Korban ditemukan oleh seorang nelayan di wilayah Buntok, Kabupaten Barito Selatan, dengan jarak sekitar 159,5 kilometer dari lokasi awal kejadian.
Sekretaris Desa Lemo I, Zainal Arifin, membenarkan penemuan tersebut. Ia mengatakan, jenazah korban ditemukan di sekitar Pelabuhan Pasar Lama dan Pelabuhan Airud Buntok pada Jumat (20/3/2026) sekitar pukul 08.45 WIB.
“Kami telah menerima informasi bahwa jenazah korban ditemukan oleh masyarakat di wilayah Buntok.

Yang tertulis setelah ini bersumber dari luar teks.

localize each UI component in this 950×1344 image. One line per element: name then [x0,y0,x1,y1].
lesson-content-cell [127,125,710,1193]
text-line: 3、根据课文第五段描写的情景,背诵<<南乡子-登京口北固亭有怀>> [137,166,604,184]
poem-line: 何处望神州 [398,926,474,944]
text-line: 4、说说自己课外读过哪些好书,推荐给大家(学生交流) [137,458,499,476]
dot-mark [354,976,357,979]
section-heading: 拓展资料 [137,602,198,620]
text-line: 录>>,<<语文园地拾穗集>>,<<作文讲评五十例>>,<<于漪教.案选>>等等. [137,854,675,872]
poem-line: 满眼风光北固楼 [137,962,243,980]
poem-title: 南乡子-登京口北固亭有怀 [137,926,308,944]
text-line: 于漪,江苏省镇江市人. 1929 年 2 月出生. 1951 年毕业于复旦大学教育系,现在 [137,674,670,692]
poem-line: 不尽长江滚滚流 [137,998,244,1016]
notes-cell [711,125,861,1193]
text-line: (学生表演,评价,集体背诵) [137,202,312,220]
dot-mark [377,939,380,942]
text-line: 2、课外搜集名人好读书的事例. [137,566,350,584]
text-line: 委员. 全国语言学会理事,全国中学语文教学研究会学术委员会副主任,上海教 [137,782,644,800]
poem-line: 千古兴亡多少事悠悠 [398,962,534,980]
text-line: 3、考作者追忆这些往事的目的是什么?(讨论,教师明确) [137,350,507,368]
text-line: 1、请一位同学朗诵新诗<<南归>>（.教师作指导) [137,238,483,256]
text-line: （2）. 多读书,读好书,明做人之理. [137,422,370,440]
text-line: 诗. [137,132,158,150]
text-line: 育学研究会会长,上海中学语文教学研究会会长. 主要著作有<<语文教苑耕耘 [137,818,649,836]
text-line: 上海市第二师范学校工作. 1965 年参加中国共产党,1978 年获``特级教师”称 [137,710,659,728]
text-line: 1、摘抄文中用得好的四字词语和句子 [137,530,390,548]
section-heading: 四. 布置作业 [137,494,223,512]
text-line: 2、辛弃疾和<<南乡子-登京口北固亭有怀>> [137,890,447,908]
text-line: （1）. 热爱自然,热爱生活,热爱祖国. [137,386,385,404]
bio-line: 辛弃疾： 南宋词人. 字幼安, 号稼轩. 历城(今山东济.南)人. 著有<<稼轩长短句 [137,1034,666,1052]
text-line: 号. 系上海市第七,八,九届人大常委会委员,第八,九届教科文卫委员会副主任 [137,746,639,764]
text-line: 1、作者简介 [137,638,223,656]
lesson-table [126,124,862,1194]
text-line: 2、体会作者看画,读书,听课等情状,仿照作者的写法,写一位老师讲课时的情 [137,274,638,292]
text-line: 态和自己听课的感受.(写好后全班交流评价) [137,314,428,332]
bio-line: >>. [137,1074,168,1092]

Setelah dilakukan koordinasi, jenazah dibawa ke RSUD Buntok untuk proses identifikasi, dan dipastikan bahwa itu adalah warga kami, Sri Jimah,” ujarnya.
Sebelumnya, korban dilaporkan hilang pada Selasa (17/3/2026) sekitar pukul 13.00 WIB. Sejak saat itu, proses pencarian intensif dilakukan oleh tim gabungan yang terdiri dari BPBD, Damkar, Basarnas Palangka Raya, relawan, serta masyarakat Desa Lemo I dan Lemo II.
Perwakilan Basarnas Kalimantan Tengah, Malik, juga membenarkan bahwa jenazah yang ditemukan merupakan korban yang selama ini dicari.
“Berdasarkan hasil identifikasi dan koordinasi di lapangan, jenazah yang ditemukan tersebut dipastikan adalah korban yang hilang beberapa hari lalu di wilayah Muara Teweh,” jelasnya.
Ia turut mengapresiasi kerja sama seluruh pihak, baik tim gabungan maupun masyarakat, yang terlibat dalam proses pencarian hingga korban berhasil ditemukan.
Berdasarkan informasi di lapangan, jenazah pertama kali ditemukan oleh nelayan yang sedang mencari ikan pada pagi hari.
Nelayan tersebut kemudian membawa jenazah ke Pelabuhan Pasar Lama Buntok dan melaporkannya kepada Tim Reaksi Cepat (TRC) BPBD Barito Selatan.
Selanjutnya, tim langsung berkoordinasi dengan instansi terkait untuk melakukan evakuasi dan membawa korban ke RSUD Buntok guna proses identifikasi.
Setelah proses identifikasi selesai, jenazah korban diserahkan kepada pihak keluarga untuk selanjutnya dibawa kembali ke Desa Lemo I menggunakan ambulans. Dengan ditemukannya korban, seluruh rangkaian operasi pencarian resmi dinyatakan ditutup.